Lo que más me ha sorprendido de esta recreación del mundo de Stoker, es que nos presenta al autor de Drácula como todo un lord victoriano. Nunca lo imaginé así. Antes, al contrario, se me antojaba un tipo sin muchos recursos económicos, como tiendo a imaginar a los representantes de actores y a los escritores. Estaba equivocado. Sin duda influido por la antipatía que me inspira el autor de Drácula, nunca me había detenido en una lectura en profundidad de su biografía. Resulta que provenía de una familia burguesa y, más que representante del actor Henry Irving, era su secretario particular y gerente de un teatro de Londres. En fin, el Stoker de Bodenland es todo un gentleman del imperio británico y como tal, un clasista que se niega a que su jardinero, Spinks -quien le acompaña en el viaje en el tren del tiempo que realiza con nuestro protagonista- brinde junto a ellos por la muerte de los voladores. Sutilmente, como son las mejores críticas, Aldiss se muestra igual de escéptico ante los burgueses victorianos que ante los de la Norteamérica finisecular. Pero no le mueve la crítica social. Los suyo es la ciencia ficción y esta es una de las mejores novelas del género que he leído en los últimos años.

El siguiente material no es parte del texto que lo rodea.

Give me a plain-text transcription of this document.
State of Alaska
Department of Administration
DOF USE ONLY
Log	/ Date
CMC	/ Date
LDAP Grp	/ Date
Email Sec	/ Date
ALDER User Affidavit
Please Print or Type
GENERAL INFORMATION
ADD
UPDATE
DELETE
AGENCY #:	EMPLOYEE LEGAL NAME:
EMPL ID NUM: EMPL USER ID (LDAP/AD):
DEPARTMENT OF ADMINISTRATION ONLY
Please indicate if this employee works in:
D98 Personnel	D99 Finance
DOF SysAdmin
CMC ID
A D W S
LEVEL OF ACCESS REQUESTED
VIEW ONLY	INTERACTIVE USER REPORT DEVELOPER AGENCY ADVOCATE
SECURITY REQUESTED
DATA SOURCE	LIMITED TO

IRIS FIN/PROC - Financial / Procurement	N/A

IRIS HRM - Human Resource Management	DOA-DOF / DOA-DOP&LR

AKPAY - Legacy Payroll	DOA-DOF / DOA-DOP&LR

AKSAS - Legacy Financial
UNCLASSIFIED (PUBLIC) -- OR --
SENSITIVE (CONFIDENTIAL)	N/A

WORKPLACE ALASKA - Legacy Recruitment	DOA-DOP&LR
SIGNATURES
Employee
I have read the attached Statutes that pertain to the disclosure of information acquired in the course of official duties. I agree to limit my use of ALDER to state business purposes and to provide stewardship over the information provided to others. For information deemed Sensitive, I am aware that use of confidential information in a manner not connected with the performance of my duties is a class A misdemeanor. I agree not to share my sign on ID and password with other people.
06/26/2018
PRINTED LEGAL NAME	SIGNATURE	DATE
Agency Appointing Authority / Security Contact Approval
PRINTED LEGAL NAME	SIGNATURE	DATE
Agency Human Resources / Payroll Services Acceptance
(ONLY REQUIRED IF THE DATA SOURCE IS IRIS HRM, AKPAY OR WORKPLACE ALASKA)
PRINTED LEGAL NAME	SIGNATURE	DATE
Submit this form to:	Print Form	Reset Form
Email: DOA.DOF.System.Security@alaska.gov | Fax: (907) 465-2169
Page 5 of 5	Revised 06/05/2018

Antes de que eso ocurra, Bodenland habrá de convencer a Stoker de la existencia de los vampiros y de lo necesario que es enmendar su historia desde el comienzo. El capítulo XI me ha llamado la atención por sus elipsis. La narración avanza de forma admirable. De un párrafo a otro se nos lleva a otro lugar y otro momento de un viaje hacia el futuro. Corre el año 2599. Son los días del Imperio del silencio. La humanidad, la que aún no ha sido sojuzgada por los vampiros, se ve reducida a la que vive en el desierto de Libia. Creo entender que, por ser un lugar a fuer de luminoso, menos propicio para los voladores. Más eso tampoco es del todo cierto.
Sí lo es que el verdadero viaje es el que lleva a Bodenland, su nuera y su hijo, junto a Stoker y su jardinero, al mesozoico. Allí, los humanos harán estallar la bomba F, el mayor de los ingenios atómicos ideados en Estados Unidos en la llanura donde se juntan los voladores y su alimento. Nuestro protagonista está convencido de que la misión ha sido un éxito porque, uno de los accidentes geológicos de la bahía de Hudson de nuestros días, es un efecto de la deflagración que provocaron en su viaje al mesozoico. La bomba F también habría sido la causa de que se extinguiesen los grandes saurios.
Sin embargo, cuando Spink -quien con mucho acierto se quedará a vivir en el siglo XX- recuerda a Bodenland que, a lo largo de su misión se han encontrado con algunos voladores que no padecían la clásica fotofobia, el creador del tren del tiempo admite que pudiera ser que, algunos vampiros, sobreviviesen a la explosión de la bomba F y perdieran el miedo a la luz tras resistir el poderosísimo resplandor que provocó la deflagración. Así pues, volvemos al mismo punto en que nos encontrábamos al principio. Aunque sin Clift, la única víctima de los voladores a la que no se resucita en el último capítulo. Aquí, la fotofobia de los no muertos, tampoco es tanta como cuenta el mito.
Publicado el 28 de agosto de 2021 a las 07:45.